States can learn a lot about what not to do by watching Illinois’ legislature scramble to fill fiscal deficits by pulling back on investments to fix crumbling roads, bridges and transit.
Recently, the Illinois General Assembly trumpeted a somber but triumphant proclamation about a budget resolution passed but it was accompanied with a list of “cutbacks”— raids on other state funds collected for a wide range of purposes for the purposes of filling a fiscal hole. Fully half of the $1.3 billion raided was originally intended for infrastructure—roads, transit, renewable energy—and local government.
Filling a hole in your fiscal backyard is not wise governing, and cutting back transit, roads and renewable energy investments just means we’re digging a deeper hole to fill this one.
The money allocated to transit helps people avoid the high cost of automobile ownership; the funds collected for energy efficiency and renewable energy help avoid the high costs of new power plants and stabilize rates and customer bills. Maintaining the quality of roads, water, stormwater, bridges and environmental assets is an investment in a functioning economy, which we're counting on to (guess what) have a large enough base to tax so that we can get out of the mess we're in.
At some point, elected leaders have to face the reality that to avoid crumbling infrastructure may mean asking for voter approved tax increases.
Studies by the Pew Center on the States, the Nelson Rockefeller Institute of Government and Governing magazine show that taxpayers respond better to a clear choice rather than to arbitrary promises, particularly when it involves getting a return on investment.
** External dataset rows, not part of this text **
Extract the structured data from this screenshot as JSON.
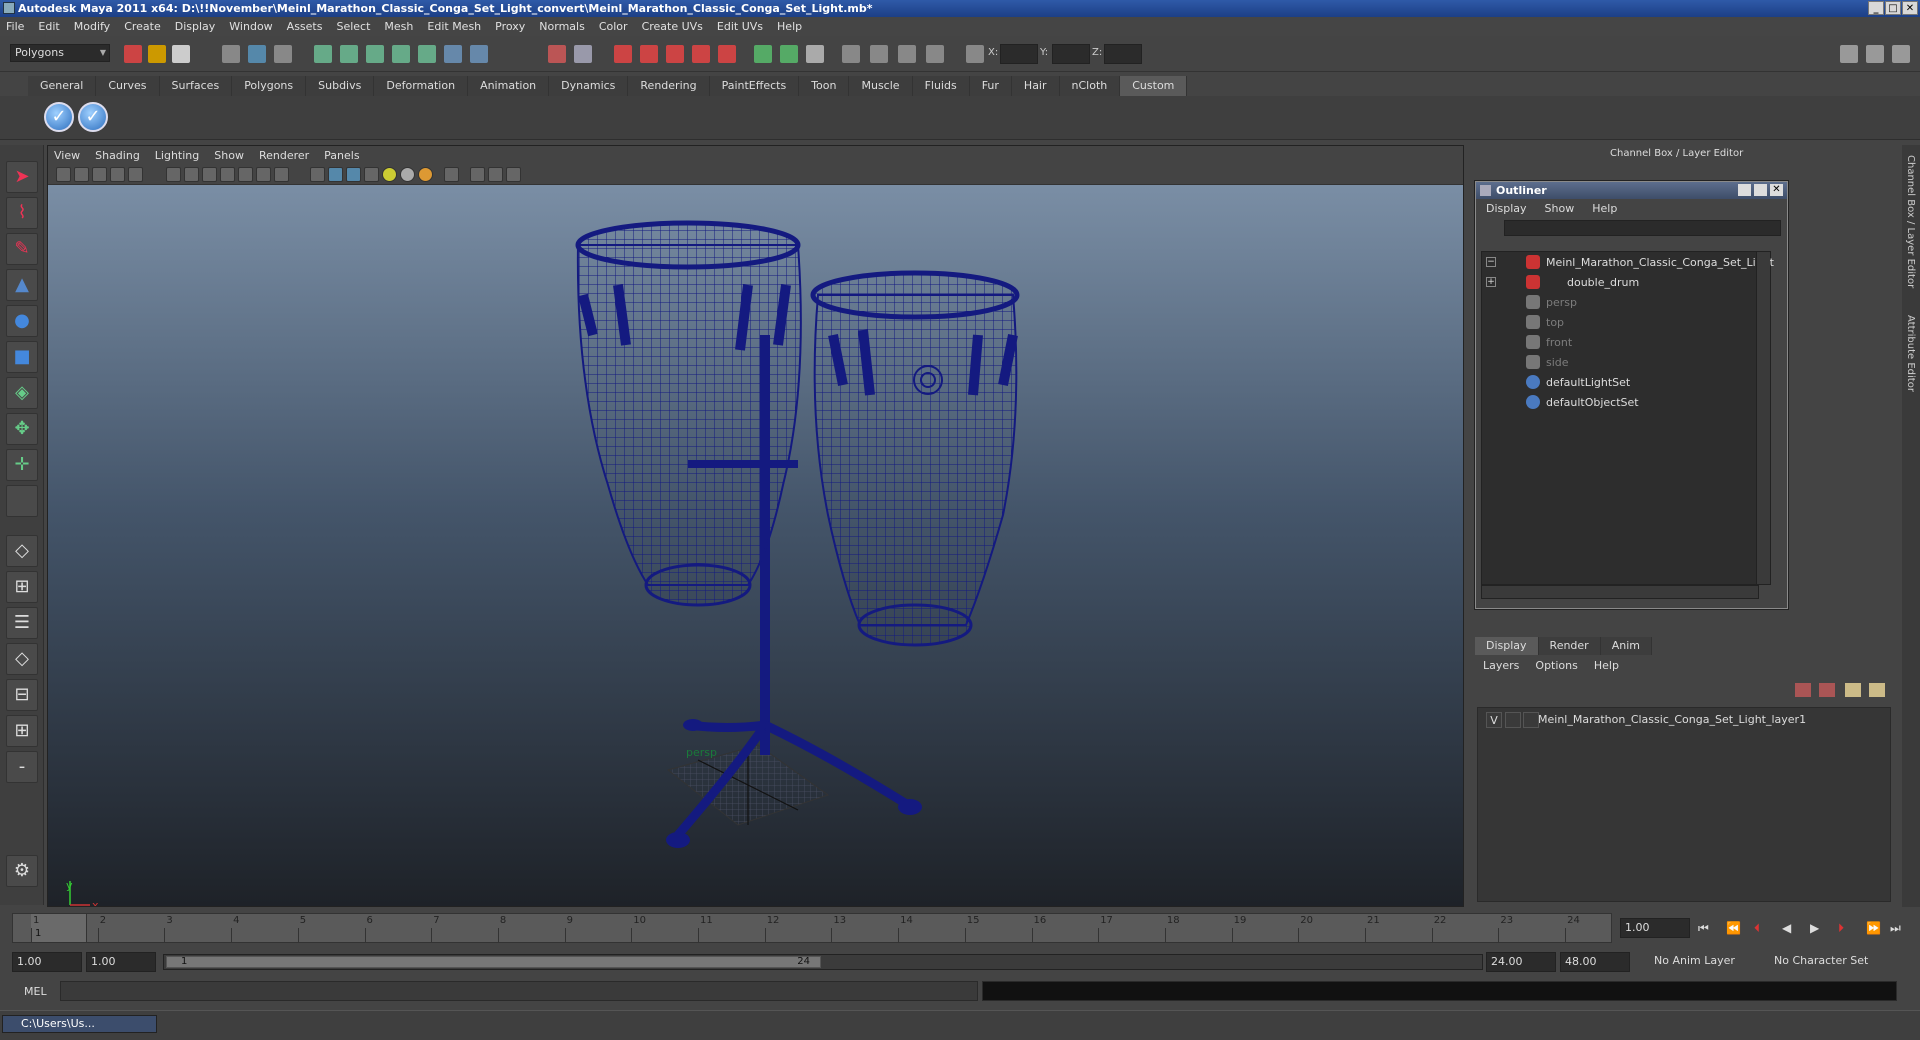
{
  "window": {
    "title": "Autodesk Maya 2011 x64: D:\\!!November\\Meinl_Marathon_Classic_Conga_Set_Light_convert\\Meinl_Marathon_Classic_Conga_Set_Light.mb*",
    "controls": [
      "_",
      "□",
      "✕"
    ]
  },
  "menubar": [
    "File",
    "Edit",
    "Modify",
    "Create",
    "Display",
    "Window",
    "Assets",
    "Select",
    "Mesh",
    "Edit Mesh",
    "Proxy",
    "Normals",
    "Color",
    "Create UVs",
    "Edit UVs",
    "Help"
  ],
  "statusline": {
    "mode": "Polygons",
    "x_label": "X:",
    "y_label": "Y:",
    "z_label": "Z:"
  },
  "shelf": {
    "tabs": [
      "General",
      "Curves",
      "Surfaces",
      "Polygons",
      "Subdivs",
      "Deformation",
      "Animation",
      "Dynamics",
      "Rendering",
      "PaintEffects",
      "Toon",
      "Muscle",
      "Fluids",
      "Fur",
      "Hair",
      "nCloth",
      "Custom"
    ],
    "active_tab": "Custom"
  },
  "viewport": {
    "menu": [
      "View",
      "Shading",
      "Lighting",
      "Show",
      "Renderer",
      "Panels"
    ],
    "camera": "persp",
    "axis_y": "y",
    "axis_x": "x",
    "wire_color": "#141a80"
  },
  "channel_box": {
    "title": "Channel Box / Layer Editor"
  },
  "outliner": {
    "title": "Outliner",
    "menu": [
      "Display",
      "Show",
      "Help"
    ],
    "items": [
      {
        "label": "Meinl_Marathon_Classic_Conga_Set_Light",
        "dim": false
      },
      {
        "label": "double_drum",
        "dim": false
      },
      {
        "label": "persp",
        "dim": true
      },
      {
        "label": "top",
        "dim": true
      },
      {
        "label": "front",
        "dim": true
      },
      {
        "label": "side",
        "dim": true
      },
      {
        "label": "defaultLightSet",
        "dim": false
      },
      {
        "label": "defaultObjectSet",
        "dim": false
      }
    ]
  },
  "layer_editor": {
    "tabs": [
      "Display",
      "Render",
      "Anim"
    ],
    "menu": [
      "Layers",
      "Options",
      "Help"
    ],
    "layer": {
      "visible": "V",
      "name": "Meinl_Marathon_Classic_Conga_Set_Light_layer1"
    }
  },
  "side_tabs": [
    "Channel Box / Layer Editor",
    "Attribute Editor"
  ],
  "timeline": {
    "frames": [
      "1",
      "2",
      "3",
      "4",
      "5",
      "6",
      "7",
      "8",
      "9",
      "10",
      "11",
      "12",
      "13",
      "14",
      "15",
      "16",
      "17",
      "18",
      "19",
      "20",
      "21",
      "22",
      "23",
      "24"
    ],
    "current_frame": "1",
    "current_field": "1.00"
  },
  "range": {
    "start": "1.00",
    "anim_start": "1.00",
    "slider_start": "1",
    "slider_end": "24",
    "end": "24.00",
    "anim_end": "48.00",
    "anim_layer": "No Anim Layer",
    "character_set": "No Character Set"
  },
  "command": {
    "label": "MEL"
  },
  "taskbar": {
    "item": "C:\\Users\\Us..."
  }
}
Cities' and states' referendums where citizens vote to tax themselves for very tangible outcomes, such as roads, transit and better environmental assets, averaged a 73.6 percent success rate over the past three years, according to the Center for Transportation Excellence. Such measures have raised as much as or more than the federal transit program.
Illinois must find the revenue to maintain basic infrastructure if the state wants to remain a place worth living and doing business in.